Zwar bestätigte der Versicherer in der Klageschrift einen „äußerst misslungenen Waschversuch“, allerdings habe sie „die sehr unübersichtlichen Hinweise“ der Raiffeisen-Volksbank nicht verstanden. Vielmehr sei die Frau nach dem Bezahlvorgang dann aber laut Zeitungsbericht nicht in die Anlage gefahren, sondern habe erst einmal die Wäschestarttaste gedrückt. Demnach sei die Frau erst dann in die Anlage eingefahren, nachdem der Waschvorgang bereits gestartet war. Immerhin habe die 65-Jährige dabei laut Versicherer noch den Vorwaschgang erreicht.

Die Huk-Coburg argumentierte daraufhin, dass das Programm noch nicht hätte starten dürfen, bevor ein Fahrzeug in die Anlage eingefahren sei. Oder die Mitarbeiter hätten die Frau vom Einfahren abhalten oder die Hinweise übersichtlicher gestalten müssen. Allerdings scheint der Versicherer dabei wohl die Rechnung ohne das Überwachungsvideo gemacht zu haben.

Laut Münchener Merkur sei darauf „zu sehen, wie die Fahrerin in die Waschbox fährt, obwohl diese bereits angeschaltet war, und dann mehrfach wild in der Waschbox herum rangiert.“ Das LG München II entschied daraufhin, dass der Versicherer auch die restlichen 40 Prozent der Schadensumme einschließlich Zinsen zahlen muss.

Die Richter begründeten dies damit, dass die Fahrerin „Fahrmanöver durchgeführt hat, die der Örtlichkeit nicht angemessen waren“. Zudem habe sie „die im Verkehr erforderliche Sorgfalt im Umgang mit fremdem Eigentum in einem nicht mehr nachvollziehbaren Maße außer Acht gelassen“. So habe die Dame die Anweisungen der Bedienungsanleitung ignoriert und sei mehrfach gegen die Walzen der automatischen Waschanlage in Aßling gefahren.

In der Urteilsbegründung hieß es dazu: „Wer dreimal gegen Walzen einer Waschanlage fährt, weil er glaubt, hierdurch im Wege einer Touchfunktion das Waschprogramm einer vollautomatischen Portalwaschanlage nach einem Programmierungsfehler zu starten, und so an den Walzen der Anlage einen Schaden in Höhe von 16.000 Euro verursacht, handelt in diesem Sinne grob fahrlässig.“

Ob die Dame künftig auf die Nutzung einer Autowaschanlage verzichten und auf Handwäsche umsteigen wird, ist nicht bekannt.

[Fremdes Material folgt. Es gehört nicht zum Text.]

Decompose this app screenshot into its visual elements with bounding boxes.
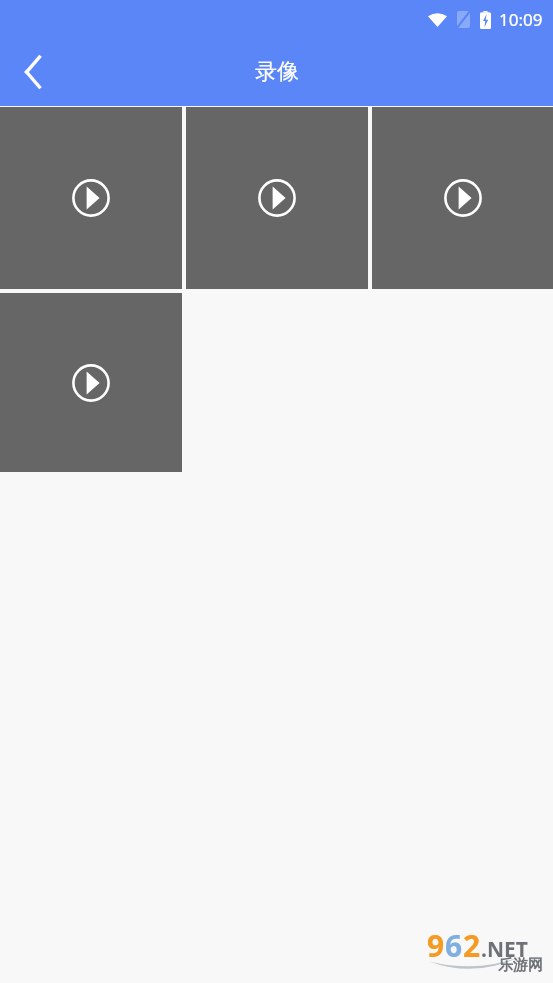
button[interactable]: Back xyxy=(0,38,66,106)
button[interactable]: Play recording 4 xyxy=(0,293,182,472)
staticText: 录像 xyxy=(255,58,299,86)
staticText: 乐游网 xyxy=(498,956,543,975)
button[interactable]: Play recording 2 xyxy=(186,107,368,289)
staticText: 9 xyxy=(427,925,445,966)
staticText: 2 xyxy=(463,925,481,966)
staticText: .NET xyxy=(481,935,528,964)
button[interactable]: Play recording 3 xyxy=(372,107,553,289)
staticText: 6 xyxy=(445,925,463,966)
button[interactable]: Play recording 1 xyxy=(0,107,182,289)
staticText: 10:09 xyxy=(499,8,543,31)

Kostengünstiger wäre es allemal.

Autor: VW-Redaktion

Ein Kommentar

  • Dieser Fall führt anschaulich die Regulierungspraxis der HUK-Coburg vor Augen. Hier wird mit fadenscheinigen Ausreden versucht, die Geschädigten um berechtigte Ansprüche zu bringen. Aber es ist auch ein Stück weit der Tatsache geschuldet, daß ältere, versierte Mitarbeiter gegen jüngere und kostengünstigere Kräfte ausgetauscht wurden und die Abteilungsleiter meist nicht in der Sparte zuhause sind. Hier ist ein Umdenken der gesamten Branche notwendig, denn dies betriftt nicht alleine die HUK.